Le pays qui se dévoile à nous laisse aussi apparaître contradictions. Un président élu mais contrôlé par un pouvoir religieux autoritaire. Des médias "régulés" mais une liberté de parole dans la rue comme on en voit peu même dans les pays plus libres. Toujours à s'inquiéter de ce qu'on pense du pays mais des regards parfois malpolis et inquisiteurs. Lorsque nous visitons les sites religieux, il n'est pas rare de voir apparaître un Mollah pour nous présenter l'histoire du site. Il peut émaner autant une sagesse inspirante qu'une amertume vis à vis du comportement des wahhabites ou des salafistes qui menacent les sites sacrés chiites. Une bienveillance et un dévouement touchants lorsque nous demandons de l'aide mais une furie presque meurtrière lorsqu'ils sont sur la route. Plus qu'ailleurs, tout nous semble aller très vite. Des bonnes choses comme des mauvaises. Les automobilistes pressés semblent vouloir assassiner tous les piétons qui osent traverser la route. L'inflation galopante rend tous les prix des guides de voyage immédiatement obsolètes. La musique est interdite ? Cachez cet album de Jennifer Lopez que je ne saurais voir.
Ces premières semaines se font sous le signe d'Ashura, une cérémonie chiite commémorant de la mort l'Imâm Hussein, petit-fils de Mahomet occupant une place importante dans les croyances Chiites. Des drapeaux noirs, signes du deuil, sont déployés partout où on pose le regard, bien plus que le timide drapeau iranien. Concrètement, pour nous, cela veut dire du thé offert dans tous les villages et villes que nous traversons et des musiques entêtantes, les Latmiya, diffusées sur toutes les radios et télévisions. Le dernier jour, nous assistons à des processions d'hommes se fouettant en rythme partout où est construit une mosquée. Nous regardons tout cela avec respect et circonspection. Nous ne jugeons pas mais ne pouvons-nous empêcher de penser que c'est parfois un peu exagéré. Au moins cela a le mérite d'occuper les enfants pendant les grandes vacances.

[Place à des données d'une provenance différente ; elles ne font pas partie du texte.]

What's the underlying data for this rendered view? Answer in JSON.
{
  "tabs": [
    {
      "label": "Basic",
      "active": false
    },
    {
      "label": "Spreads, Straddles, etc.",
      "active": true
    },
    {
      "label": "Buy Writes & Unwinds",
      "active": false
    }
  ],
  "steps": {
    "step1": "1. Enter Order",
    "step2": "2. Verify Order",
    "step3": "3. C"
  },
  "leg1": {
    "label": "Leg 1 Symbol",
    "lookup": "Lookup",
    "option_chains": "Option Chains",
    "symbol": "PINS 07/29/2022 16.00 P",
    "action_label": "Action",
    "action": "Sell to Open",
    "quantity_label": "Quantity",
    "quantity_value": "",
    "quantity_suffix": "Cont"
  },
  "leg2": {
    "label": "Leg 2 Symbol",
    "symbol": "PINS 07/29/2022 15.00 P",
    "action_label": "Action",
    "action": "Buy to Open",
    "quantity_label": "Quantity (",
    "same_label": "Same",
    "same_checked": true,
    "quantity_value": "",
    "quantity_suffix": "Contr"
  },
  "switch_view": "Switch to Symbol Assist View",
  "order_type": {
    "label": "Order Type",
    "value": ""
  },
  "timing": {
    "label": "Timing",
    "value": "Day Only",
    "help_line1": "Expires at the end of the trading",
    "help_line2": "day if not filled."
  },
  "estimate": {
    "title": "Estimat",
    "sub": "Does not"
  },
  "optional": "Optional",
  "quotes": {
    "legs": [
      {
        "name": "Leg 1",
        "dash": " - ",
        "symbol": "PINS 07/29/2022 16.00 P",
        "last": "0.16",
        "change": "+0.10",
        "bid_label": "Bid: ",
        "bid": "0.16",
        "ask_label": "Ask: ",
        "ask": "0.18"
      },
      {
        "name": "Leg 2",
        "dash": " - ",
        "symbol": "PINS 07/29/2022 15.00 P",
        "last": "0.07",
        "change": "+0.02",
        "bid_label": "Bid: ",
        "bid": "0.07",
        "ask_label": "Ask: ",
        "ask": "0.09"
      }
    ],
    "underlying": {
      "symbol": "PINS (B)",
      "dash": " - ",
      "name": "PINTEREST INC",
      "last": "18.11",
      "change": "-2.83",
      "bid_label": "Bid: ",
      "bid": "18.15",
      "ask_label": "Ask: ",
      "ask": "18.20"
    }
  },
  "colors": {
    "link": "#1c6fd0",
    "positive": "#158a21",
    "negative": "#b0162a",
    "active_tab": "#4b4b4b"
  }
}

Nous arrivons à la frontière du désert. Les maisons et forteresse en adobe donnent l'impression de châteaux de sable. Il n'y a plus d'arbre, plus d'ombre, plus d'eau. Seules de petites touffes d'un buisson piquant et sec parviennent à pousser. La vie humaine est pourtant là. Des ruines de petits bâtiments servent d'abri aux bergers qui surveillent leur troupeau. À la nuit tombée des lumières s'allument tout autour de nous. Nous découvrons des villes dont nous ne suspections même pas l'existence. Nous atteignons Kashan et le début de l'Iran impérial. De belles maisons traditionnelles démontrent tout le savoir-faire des Perses. L'Iran s'apprécie autant pour ses paysages que pour son patrimoine culturel et architectural.